Noureddine Tabrha estime que les grands mouvements artistiques nous enseignent la pratique de l’art, mais l’expression artistique doit émaner de soi. «Ingres nous a appris l’anatomie, Rembrandt l’éclairage, et bien d’autres ont mis au point des techniques extraordinaires. L’artiste peut s’imprégner de ces enseignements mais ne doit pas ignorer sa propre expression artistique. Ces dernières années, j’accorde une grande importance à la matière en fin de vie que le visiteur va découvrir dans chacune de mes créations».

Dans la pratique artistique de Noureddine Tabrha, les arts populaires sont fortement représentés. L’artiste a indiqué qu’il a longuement étudié les symboles pour pouvoir les appliquer dans des œuvres contemporaines. Ces arts tels que le tissage, la poterie, la céramique, ou encore la dinanderie, emploient des techniques et des symboles qu’il faut connaître pour ne pas les dénaturer dans un travail contemporain.

Parmi les œuvres exposées, une série appelée «Essence de l’âme» qui s’inspire des ardoises coraniques utilisées autrefois dans l’apprentissage du Coran. Cette plaque de bois de forme rectangulaire s’appelle Luha, l’étudiant écrit dessus avec un Calam qu’il trempe dans un encrier.

Cet objet ancré dans la culture musulmane est majestueusement mis en valeur par Noureddine Tabrha. L’écriture coranique est remplacée par des symboles esthétiques sans origine particulière. Les symboles employés ont des valeurs esthétiques. Je les peins au gré de mon inspiration», souligne l’artiste.

 

Une belle maîtrise du recup’art

Devant une de ses œuvres, Noureddine Tabrha confie qu’il a utilisé le platine, l’aluminium, le cuivre et repoussé le tout sur une toile peinte. Ces matières, l’artiste les a récupérées et leur a donné une seconde vie.

«Dans ce tableau, vous remarquerez ce bout de cuivre qui rappelle les formes géométriques du plateau traditionnel qu’on appelle Sinya. Derrière ce petit morceau de matière, il y a tout un art, celui de la dinanderie», décrit l’artiste.

Cette technique de récupération et de réutilisation des objets dans la pratique artistique ne se limite pas à la matière. On y trouve des objets du quotidien comme le récipient appelé el Gas3a que l’artiste a peint et sculpté en intégrant des éléments de l’art africain.

Le plus improbable, ce sont des sculptures à partir des os d’ovins et de bovins. Hautement esthétique, il est difficile d’imaginer qu’il s’agit de l’épaule d’un mouton. L’artiste explique que l’os subit plusieurs traitements avant d’être utilisé. Les ciselures et gravures très fines racontent des légendes populaires très anciennes.
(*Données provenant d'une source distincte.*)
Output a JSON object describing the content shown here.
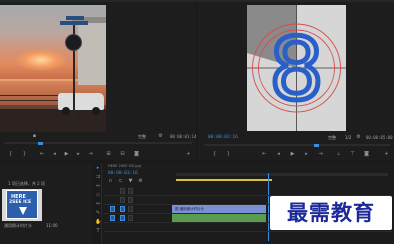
{
  "source_monitor": {
    "fit_label": "完整",
    "duration_label": "00:00:01:14",
    "zoom_icon": "magnify-icon",
    "settings_icon": "wrench-icon"
  },
  "program_monitor": {
    "timecode": "00:00:03:16",
    "fit_label": "完整",
    "half_label": "1/2",
    "duration_label": "00:00:05:00",
    "leader_digit": "8"
  },
  "timeline": {
    "timecode": "00:00:03:16",
    "sequence_label": "序列 01",
    "clip_label": "HERE 2SEE ICE.jpg",
    "clip_text_v1": "图 通用倒计时片头",
    "clip_fx_marker": "fx"
  },
  "project": {
    "header": "项目: 未命名",
    "item_count": "1 项已选择，共 2 项",
    "thumb_title_line1": "HERE",
    "thumb_title_line2": "2SEE ICE",
    "thumb_name": "通用倒计时片头",
    "thumb_duration": "11:00"
  },
  "watermark": {
    "text": "最需教育"
  },
  "colors": {
    "accent": "#3b8de0",
    "clip_v1": "#7b8fd4",
    "clip_a1": "#5a9c4f",
    "timebar": "#e0c13a"
  }
}
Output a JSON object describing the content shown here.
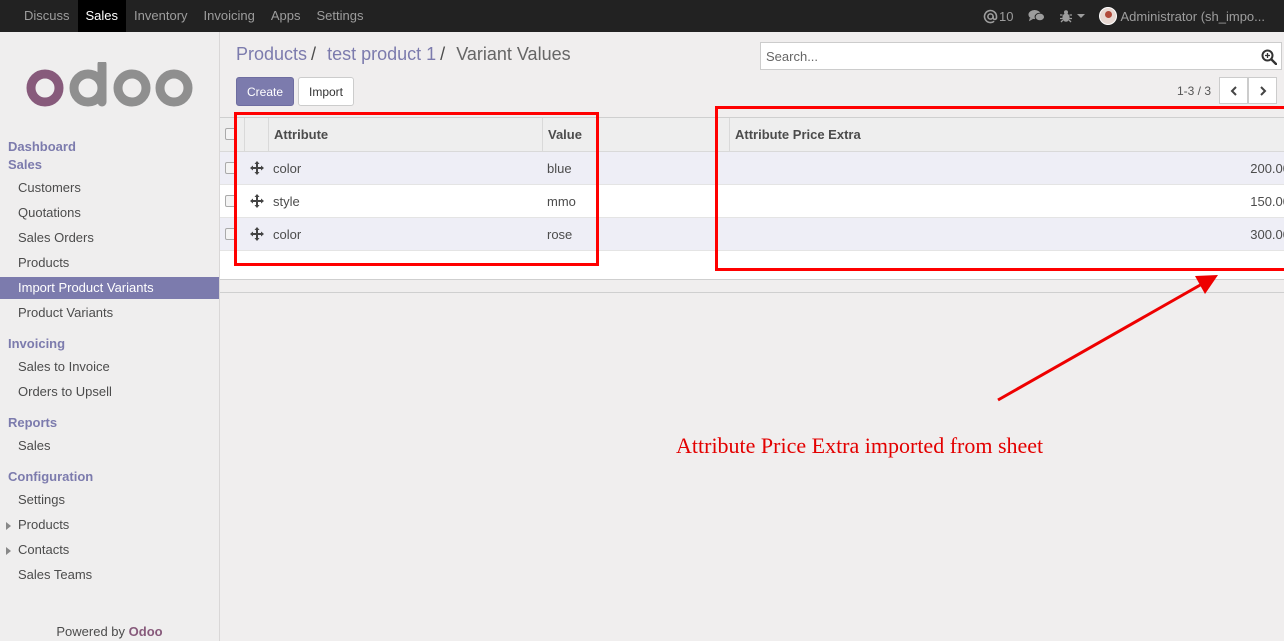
{
  "topbar": {
    "menu": [
      {
        "label": "Discuss",
        "active": false
      },
      {
        "label": "Sales",
        "active": true
      },
      {
        "label": "Inventory",
        "active": false
      },
      {
        "label": "Invoicing",
        "active": false
      },
      {
        "label": "Apps",
        "active": false
      },
      {
        "label": "Settings",
        "active": false
      }
    ],
    "mentions_count": "10",
    "user_label": "Administrator (sh_impo..."
  },
  "sidebar": {
    "sections": [
      {
        "label": "Dashboard"
      },
      {
        "label": "Sales"
      },
      {
        "label": "Invoicing"
      },
      {
        "label": "Reports"
      },
      {
        "label": "Configuration"
      }
    ],
    "items": [
      {
        "label": "Customers"
      },
      {
        "label": "Quotations"
      },
      {
        "label": "Sales Orders"
      },
      {
        "label": "Products"
      },
      {
        "label": "Import Product Variants",
        "active": true
      },
      {
        "label": "Product Variants"
      },
      {
        "label": "Sales to Invoice"
      },
      {
        "label": "Orders to Upsell"
      },
      {
        "label": "Sales"
      },
      {
        "label": "Settings"
      },
      {
        "label": "Products",
        "collapsible": true
      },
      {
        "label": "Contacts",
        "collapsible": true
      },
      {
        "label": "Sales Teams"
      }
    ],
    "powered_by": "Powered by",
    "powered_brand": "Odoo"
  },
  "breadcrumb": {
    "items": [
      "Products",
      "test product 1"
    ],
    "separator": "/",
    "current": "Variant Values"
  },
  "buttons": {
    "create": "Create",
    "import": "Import"
  },
  "search": {
    "placeholder": "Search..."
  },
  "pager": {
    "label": "1-3 / 3"
  },
  "table": {
    "columns": [
      "Attribute",
      "Value",
      "Attribute Price Extra"
    ],
    "rows": [
      {
        "attribute": "color",
        "value": "blue",
        "price_extra": "200.00"
      },
      {
        "attribute": "style",
        "value": "mmo",
        "price_extra": "150.00"
      },
      {
        "attribute": "color",
        "value": "rose",
        "price_extra": "300.00"
      }
    ]
  },
  "annotation": {
    "text": "Attribute Price Extra imported from sheet",
    "color": "#ff0000"
  },
  "colors": {
    "brand": "#875a7b",
    "accent": "#7c7bad",
    "topbar": "#222222"
  }
}
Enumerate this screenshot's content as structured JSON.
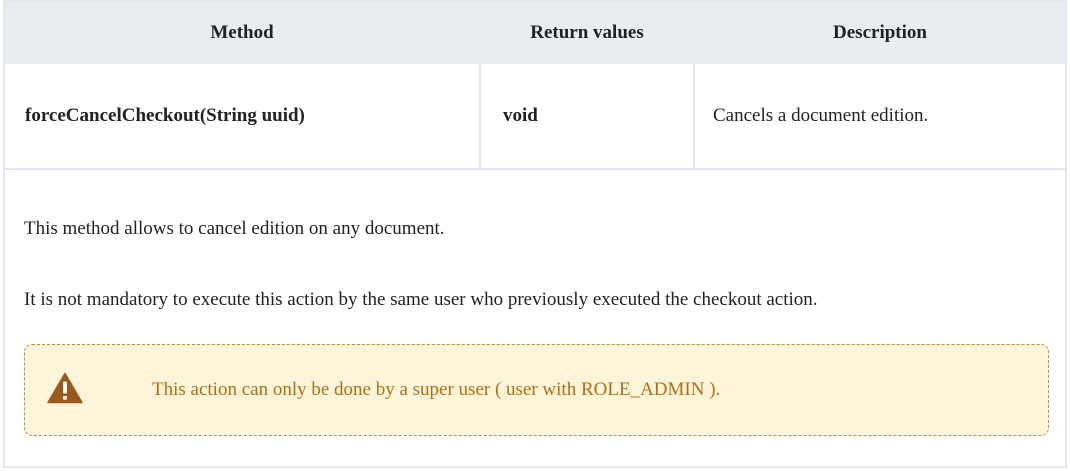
{
  "table": {
    "headers": [
      "Method",
      "Return values",
      "Description"
    ],
    "rows": [
      {
        "method": "forceCancelCheckout(String uuid)",
        "return_value": "void",
        "description": "Cancels a document edition."
      }
    ]
  },
  "notes": {
    "paragraphs": [
      "This method allows to cancel edition on any document.",
      "It is not mandatory to execute this action by the same user who previously executed the checkout action."
    ],
    "warning": {
      "icon": "warning-triangle-icon",
      "text": "This action can only be done by a super user ( user with ROLE_ADMIN ).",
      "text_color": "#b26f12",
      "background": "#fcf5d9",
      "border_color": "#b9904a",
      "icon_color": "#9a5a1e"
    }
  }
}
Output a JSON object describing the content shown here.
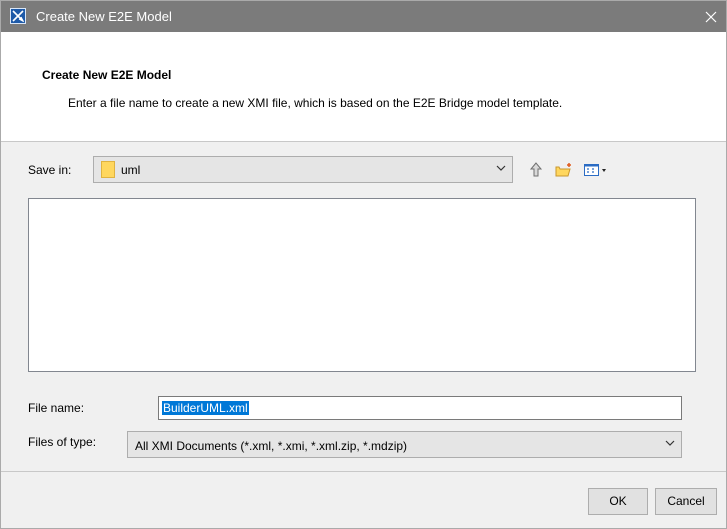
{
  "window": {
    "title": "Create New E2E Model"
  },
  "header": {
    "title": "Create New E2E Model",
    "description": "Enter a file name to create a new XMI file, which is based on the E2E Bridge model template."
  },
  "save_in": {
    "label": "Save in:",
    "value": "uml"
  },
  "toolbar": {
    "icons": [
      "up-folder-icon",
      "new-folder-icon",
      "view-menu-icon"
    ]
  },
  "file_name": {
    "label": "File name:",
    "value": "BuilderUML.xml"
  },
  "files_of_type": {
    "label": "Files of type:",
    "value": "All XMI Documents (*.xml, *.xmi, *.xml.zip, *.mdzip)"
  },
  "buttons": {
    "ok": "OK",
    "cancel": "Cancel"
  },
  "colors": {
    "titlebar": "#7b7b7b",
    "selection": "#0078d7",
    "folder": "#ffd75e"
  }
}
«Autrefois, après le troisième jour de l’Aïd, on prenait l’os de l’épaule et on décryptait les ciselures sur l’os. Celles-ci inauguraient de bons et de mauvais présages comme des naissances dans la tribu, un hiver pluvieux ou encore la perte d’un membre de la famille. Toutes ces légendes sont un patrimoine immatériel que j’ai tenté de mettre en valeur à travers cette technique», explique-il.

Noureddine Tabrha termine la visite devant une toile en hommage aux grands peintres algériens. Son souhait : voir l’œuvre des grands artistes algériens et leur parcours exceptionnel enseigné au sein des écoles.

«C’est un travail modeste pour de grands maîtres. Cette toile rend hommage à Issiakhem, Khedda, Hakkar, Mesli, Khodja… A travers les couleurs, formes et symboles, je rends hommage aux différentes techniques de ces artistes», conclut-il.
L’exposition «Tifawine» se prolonge à la galerie Hala jusqu’au 4 mars.